Son organisme a donc approché ses bailleurs de fonds pour leur faire part de sa compréhension de la situation. La stratégie a payé, car «ils ont accepté de financer aussi une intervention psychosociale».
Mythe #3: plus la reddition de compte est détaillée, mieux c’est
Réalité: plus la reddition de compte est détaillée, mieux c’est… pour freiner l’impact de l’organisme.
La reddition de compte est prenante: il faut parfois l’équivalent d’une personne à temps plein, voire plus, pour remplir la paperasse. Idem pour les demandes de financement. Sauf que les personnes qui remplissent les documents, ce sont celles qui devraient offrir les services de l’organisme, remarque Isabelle Lajeunesse. «C’en est parfois presque ridicule, dit-elle. Ça fait un an, par exemple, que l’on fait des allers-retours avec une entreprise qu’on a approchée pour du financement. On a rempli un premier questionnaire, ils nous reviennent, puis on doit envoyer d’autres documents. Pendant ce temps, on ne sert personne!»
Pour cette raison, la Fondation Y des femmes de Montréal ne fait plus de demande si prenante. «On essaie d’abord d’approcher le bailleur de fonds en privé pour bâtir un lien de confiance et sonder le terrain, explique-t-elle. Sachant qu’en moyenne, seulement une demande sur trois est acceptée, ça nous sauve beaucoup de temps et d’argent.»
Mythe #4: l’apport d’un donateur est le financement qu’il offre
Réalité: l’apport d’un donateur est son engagement général aux causes qu’il soutient.
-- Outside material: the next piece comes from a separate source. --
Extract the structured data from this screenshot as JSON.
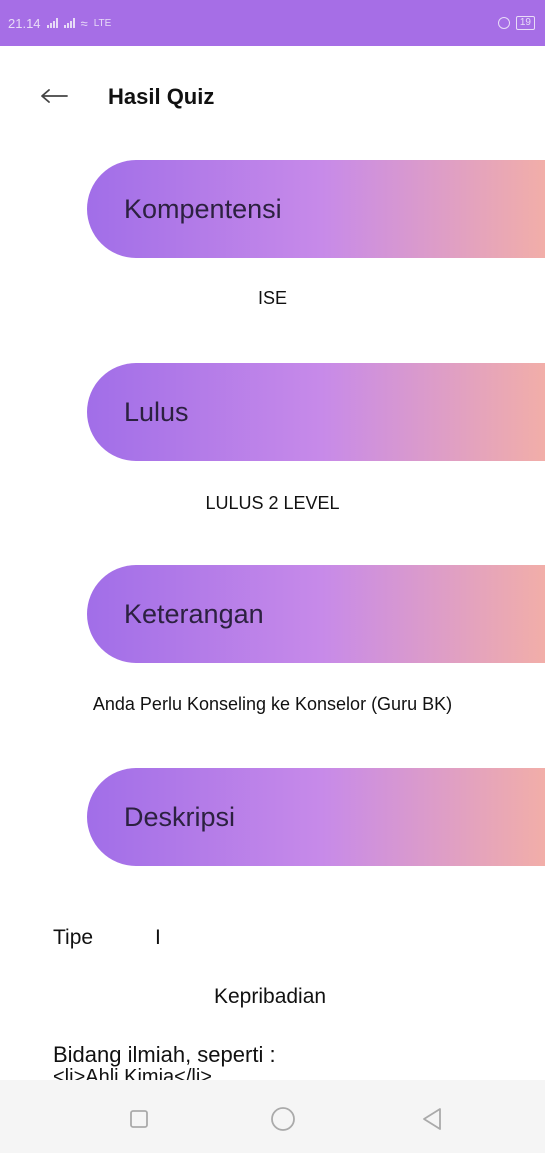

Bien des donateurs sont contents de soutenir financièrement une cause, sans toutefois réellement s’y impliquer. Toutefois, l’implication d’un bailleur de fonds au-delà du financement est un signal fort de son engagement envers une cause. «On a récemment demandé à une grande entreprise manufacturière de soutenir un projet lié aux inégalités sociales et de genre, illustre Isabelle Lajeunesse. À notre grande surprise, avant d’accepter, ils ont fait un exercice interne de réflexion pour nous expliquer ce qu’ils faisaient eux-mêmes pour ouvrir les portes aux femmes.»
L’une approche basée sur la confiance permet de solidifier les relations. «C’est la première fois que ça m’arrivait, dit-elle. J’ai fait « Wow ! » Ça montre leur engagement. Ils ne veulent pas seulement que l’on change la société pour eux. Ils veulent aussi participer au changement.»